Stormfish 09-05-2012 02:38 PM

The tuft algae is only growing on the Malaysian driftwood and nowhere else. The long, thread-like stuff is on the margins of my plant leaves, grows, and takes the leaves over until they weaken and need to be removed.

I've knocked the lighting down to 6-8 hours per day and haven't been using any plant fertilizer in the tank in my efforts to kill this stuff.

EDIT: I had a few tufts on the heater as well, but I scraped them off.

Byron 09-05-2012 07:13 PM

Quote:

Originally Posted by Stormfish (Post 1230158)
The tuft algae is only growing on the Malaysian driftwood and nowhere else. The long, thread-like stuff is on the margins of my plant leaves, grows, and takes the leaves over until they weaken and need to be removed.

I've knocked the lighting down to 6-8 hours per day and haven't been using any plant fertilizer in the tank in my efforts to kill this stuff.

EDIT: I had a few tufts on the heater as well, but I scraped them off.

Not using ferts when you normally do will mean the plants can not photosynthesize which means the algae has even more of an advantage.
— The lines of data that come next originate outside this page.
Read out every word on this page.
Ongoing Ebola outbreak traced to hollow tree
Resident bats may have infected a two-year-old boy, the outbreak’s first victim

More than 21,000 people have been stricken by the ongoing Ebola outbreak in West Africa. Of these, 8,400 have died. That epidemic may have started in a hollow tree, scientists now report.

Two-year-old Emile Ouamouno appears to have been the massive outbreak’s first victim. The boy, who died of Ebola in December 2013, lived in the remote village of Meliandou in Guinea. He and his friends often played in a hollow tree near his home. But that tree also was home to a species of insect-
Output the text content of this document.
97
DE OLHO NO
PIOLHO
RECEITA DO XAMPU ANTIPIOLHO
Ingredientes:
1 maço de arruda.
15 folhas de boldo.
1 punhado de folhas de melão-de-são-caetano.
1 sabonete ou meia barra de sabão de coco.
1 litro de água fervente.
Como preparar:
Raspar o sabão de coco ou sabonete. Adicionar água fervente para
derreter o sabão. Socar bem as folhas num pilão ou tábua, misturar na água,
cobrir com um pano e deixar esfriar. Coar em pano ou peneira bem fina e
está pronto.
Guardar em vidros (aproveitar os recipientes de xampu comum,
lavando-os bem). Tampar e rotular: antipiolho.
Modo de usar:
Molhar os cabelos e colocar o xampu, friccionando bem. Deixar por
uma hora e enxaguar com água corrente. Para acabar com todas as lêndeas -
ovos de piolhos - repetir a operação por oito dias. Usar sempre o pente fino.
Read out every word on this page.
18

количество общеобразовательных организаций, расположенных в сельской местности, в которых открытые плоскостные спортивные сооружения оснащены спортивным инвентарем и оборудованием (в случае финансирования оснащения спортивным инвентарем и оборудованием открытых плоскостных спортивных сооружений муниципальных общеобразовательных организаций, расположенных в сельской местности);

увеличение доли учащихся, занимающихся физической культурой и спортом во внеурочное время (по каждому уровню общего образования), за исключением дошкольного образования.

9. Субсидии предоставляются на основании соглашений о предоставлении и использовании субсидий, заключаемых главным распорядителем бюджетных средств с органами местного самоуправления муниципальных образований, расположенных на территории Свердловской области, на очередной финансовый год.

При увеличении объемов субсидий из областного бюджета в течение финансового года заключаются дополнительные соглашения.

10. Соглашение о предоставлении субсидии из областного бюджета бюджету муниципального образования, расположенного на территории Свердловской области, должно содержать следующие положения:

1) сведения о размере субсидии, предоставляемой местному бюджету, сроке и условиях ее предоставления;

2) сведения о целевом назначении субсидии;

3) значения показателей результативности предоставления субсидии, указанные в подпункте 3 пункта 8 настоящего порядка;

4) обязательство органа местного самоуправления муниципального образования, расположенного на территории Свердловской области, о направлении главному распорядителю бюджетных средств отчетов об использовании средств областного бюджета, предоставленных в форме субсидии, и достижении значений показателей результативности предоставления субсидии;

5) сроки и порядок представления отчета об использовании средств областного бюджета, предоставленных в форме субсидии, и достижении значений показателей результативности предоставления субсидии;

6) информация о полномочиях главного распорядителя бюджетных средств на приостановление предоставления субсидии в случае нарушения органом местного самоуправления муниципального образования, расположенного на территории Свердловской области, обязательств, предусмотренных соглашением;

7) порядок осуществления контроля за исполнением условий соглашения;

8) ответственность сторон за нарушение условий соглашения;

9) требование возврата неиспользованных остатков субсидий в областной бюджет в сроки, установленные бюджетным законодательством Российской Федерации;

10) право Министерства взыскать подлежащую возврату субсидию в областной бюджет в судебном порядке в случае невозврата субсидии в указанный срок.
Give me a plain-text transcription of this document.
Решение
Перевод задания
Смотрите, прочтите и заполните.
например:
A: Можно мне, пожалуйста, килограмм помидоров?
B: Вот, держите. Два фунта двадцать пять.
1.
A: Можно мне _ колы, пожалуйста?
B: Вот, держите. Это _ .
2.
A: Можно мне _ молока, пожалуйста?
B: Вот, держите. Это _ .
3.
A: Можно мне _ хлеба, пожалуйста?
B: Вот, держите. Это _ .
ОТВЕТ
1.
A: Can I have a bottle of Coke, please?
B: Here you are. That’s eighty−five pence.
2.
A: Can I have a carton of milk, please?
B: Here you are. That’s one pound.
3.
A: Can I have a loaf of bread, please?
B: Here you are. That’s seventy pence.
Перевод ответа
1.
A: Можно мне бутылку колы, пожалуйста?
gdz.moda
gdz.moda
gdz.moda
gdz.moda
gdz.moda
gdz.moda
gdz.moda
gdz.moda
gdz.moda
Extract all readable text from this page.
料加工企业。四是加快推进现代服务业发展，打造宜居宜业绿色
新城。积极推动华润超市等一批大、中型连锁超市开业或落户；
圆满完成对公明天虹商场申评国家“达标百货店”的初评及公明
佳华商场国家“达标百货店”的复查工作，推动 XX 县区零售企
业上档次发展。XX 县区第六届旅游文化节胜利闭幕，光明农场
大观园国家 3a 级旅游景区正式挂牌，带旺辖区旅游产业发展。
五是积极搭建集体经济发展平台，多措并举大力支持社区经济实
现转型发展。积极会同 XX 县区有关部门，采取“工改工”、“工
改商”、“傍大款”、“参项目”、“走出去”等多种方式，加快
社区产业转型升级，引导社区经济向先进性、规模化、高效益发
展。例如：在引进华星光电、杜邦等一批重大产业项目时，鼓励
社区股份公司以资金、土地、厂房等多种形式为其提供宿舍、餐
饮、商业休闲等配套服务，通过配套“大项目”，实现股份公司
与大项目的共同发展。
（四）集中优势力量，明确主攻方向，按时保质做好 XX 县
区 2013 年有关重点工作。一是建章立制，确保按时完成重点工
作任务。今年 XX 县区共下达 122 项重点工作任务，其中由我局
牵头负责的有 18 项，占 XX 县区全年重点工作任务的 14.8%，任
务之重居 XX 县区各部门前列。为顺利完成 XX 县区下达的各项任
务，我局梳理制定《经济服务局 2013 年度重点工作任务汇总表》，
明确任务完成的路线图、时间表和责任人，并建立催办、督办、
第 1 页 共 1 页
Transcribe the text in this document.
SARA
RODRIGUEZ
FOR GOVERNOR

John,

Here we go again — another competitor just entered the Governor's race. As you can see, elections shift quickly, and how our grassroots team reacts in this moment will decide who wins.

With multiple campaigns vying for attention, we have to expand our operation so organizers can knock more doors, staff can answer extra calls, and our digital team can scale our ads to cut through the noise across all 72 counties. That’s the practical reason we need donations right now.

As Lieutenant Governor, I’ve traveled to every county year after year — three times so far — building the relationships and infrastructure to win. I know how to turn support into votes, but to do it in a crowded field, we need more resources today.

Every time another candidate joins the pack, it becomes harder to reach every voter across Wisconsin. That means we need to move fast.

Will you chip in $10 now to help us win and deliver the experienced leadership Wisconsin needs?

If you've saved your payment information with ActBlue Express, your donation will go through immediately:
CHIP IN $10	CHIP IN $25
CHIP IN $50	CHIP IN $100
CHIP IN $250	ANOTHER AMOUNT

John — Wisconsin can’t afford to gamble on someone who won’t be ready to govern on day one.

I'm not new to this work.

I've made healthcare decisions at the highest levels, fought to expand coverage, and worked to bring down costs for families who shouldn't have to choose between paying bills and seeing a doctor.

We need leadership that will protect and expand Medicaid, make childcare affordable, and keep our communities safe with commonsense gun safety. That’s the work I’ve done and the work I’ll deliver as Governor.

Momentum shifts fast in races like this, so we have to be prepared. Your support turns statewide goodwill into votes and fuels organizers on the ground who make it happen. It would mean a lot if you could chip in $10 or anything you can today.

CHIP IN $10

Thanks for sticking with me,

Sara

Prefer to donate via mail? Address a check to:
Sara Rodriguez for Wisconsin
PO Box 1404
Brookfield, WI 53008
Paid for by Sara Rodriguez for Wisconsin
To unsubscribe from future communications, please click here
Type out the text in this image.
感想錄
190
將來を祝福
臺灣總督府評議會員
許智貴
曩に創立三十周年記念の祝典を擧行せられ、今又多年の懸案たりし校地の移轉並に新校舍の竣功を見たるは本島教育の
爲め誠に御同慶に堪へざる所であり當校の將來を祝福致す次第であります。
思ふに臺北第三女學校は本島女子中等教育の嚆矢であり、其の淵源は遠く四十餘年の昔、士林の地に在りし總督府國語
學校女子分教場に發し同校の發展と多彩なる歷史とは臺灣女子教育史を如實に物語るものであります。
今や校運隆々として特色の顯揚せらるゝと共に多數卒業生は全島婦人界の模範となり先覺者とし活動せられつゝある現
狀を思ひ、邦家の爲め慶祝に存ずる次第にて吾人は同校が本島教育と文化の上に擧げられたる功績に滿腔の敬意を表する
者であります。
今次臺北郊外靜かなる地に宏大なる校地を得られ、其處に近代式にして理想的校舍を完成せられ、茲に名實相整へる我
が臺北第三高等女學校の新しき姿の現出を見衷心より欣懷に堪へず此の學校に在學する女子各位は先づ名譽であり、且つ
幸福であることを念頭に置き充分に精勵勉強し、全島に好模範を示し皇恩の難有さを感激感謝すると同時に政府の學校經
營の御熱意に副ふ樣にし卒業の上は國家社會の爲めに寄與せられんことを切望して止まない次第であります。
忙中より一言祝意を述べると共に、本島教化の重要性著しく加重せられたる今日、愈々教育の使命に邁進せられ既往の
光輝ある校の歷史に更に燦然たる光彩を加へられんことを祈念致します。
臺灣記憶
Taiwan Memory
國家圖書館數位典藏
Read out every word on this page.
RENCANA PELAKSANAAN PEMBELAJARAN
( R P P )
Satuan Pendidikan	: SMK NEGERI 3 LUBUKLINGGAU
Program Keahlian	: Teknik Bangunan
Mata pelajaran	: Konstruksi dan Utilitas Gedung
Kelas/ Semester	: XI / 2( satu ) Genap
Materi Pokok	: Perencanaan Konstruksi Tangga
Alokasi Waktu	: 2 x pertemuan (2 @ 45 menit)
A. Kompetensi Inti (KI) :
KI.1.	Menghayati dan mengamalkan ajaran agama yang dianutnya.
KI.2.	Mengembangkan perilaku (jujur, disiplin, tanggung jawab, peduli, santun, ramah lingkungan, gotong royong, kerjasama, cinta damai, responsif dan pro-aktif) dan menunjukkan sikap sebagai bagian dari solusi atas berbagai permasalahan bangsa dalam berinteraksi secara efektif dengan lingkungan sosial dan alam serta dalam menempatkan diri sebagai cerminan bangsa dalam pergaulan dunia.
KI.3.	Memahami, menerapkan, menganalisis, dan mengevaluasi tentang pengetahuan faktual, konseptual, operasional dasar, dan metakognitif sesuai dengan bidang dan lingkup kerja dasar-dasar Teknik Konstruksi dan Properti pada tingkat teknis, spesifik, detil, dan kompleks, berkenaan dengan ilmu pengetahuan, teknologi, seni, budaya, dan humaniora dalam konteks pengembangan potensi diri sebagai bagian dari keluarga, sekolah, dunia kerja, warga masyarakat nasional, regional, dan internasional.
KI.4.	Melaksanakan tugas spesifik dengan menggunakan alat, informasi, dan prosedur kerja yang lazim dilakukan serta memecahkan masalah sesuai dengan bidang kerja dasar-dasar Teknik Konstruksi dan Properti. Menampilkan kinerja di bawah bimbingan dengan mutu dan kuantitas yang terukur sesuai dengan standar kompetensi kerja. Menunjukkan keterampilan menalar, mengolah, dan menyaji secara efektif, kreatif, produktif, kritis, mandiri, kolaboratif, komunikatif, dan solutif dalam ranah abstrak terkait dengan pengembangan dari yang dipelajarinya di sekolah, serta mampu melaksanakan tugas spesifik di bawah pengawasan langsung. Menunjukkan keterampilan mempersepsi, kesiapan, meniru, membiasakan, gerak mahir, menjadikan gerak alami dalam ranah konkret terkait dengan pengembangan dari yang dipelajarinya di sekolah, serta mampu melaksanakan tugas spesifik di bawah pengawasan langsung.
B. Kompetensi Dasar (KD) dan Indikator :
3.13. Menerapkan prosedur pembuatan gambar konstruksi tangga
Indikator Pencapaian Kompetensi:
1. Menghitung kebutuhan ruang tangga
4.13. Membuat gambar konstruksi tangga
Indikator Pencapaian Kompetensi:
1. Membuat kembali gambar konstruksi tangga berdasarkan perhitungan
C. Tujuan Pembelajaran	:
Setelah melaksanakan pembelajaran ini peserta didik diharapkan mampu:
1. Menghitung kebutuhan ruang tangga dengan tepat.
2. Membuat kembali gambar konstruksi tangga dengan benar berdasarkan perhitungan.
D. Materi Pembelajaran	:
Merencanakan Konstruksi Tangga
I know the instinct is to reduce nutrients, but it is light that causes algae problems when it is beyond the balance with nutrients.

Of course, there can be situations where nutrients are too plentiful as well. This can occur in natural planted tanks where CO2 is not being added; if the natural CO2 is depleted, then the additional nutrients and light will certainly cause algae.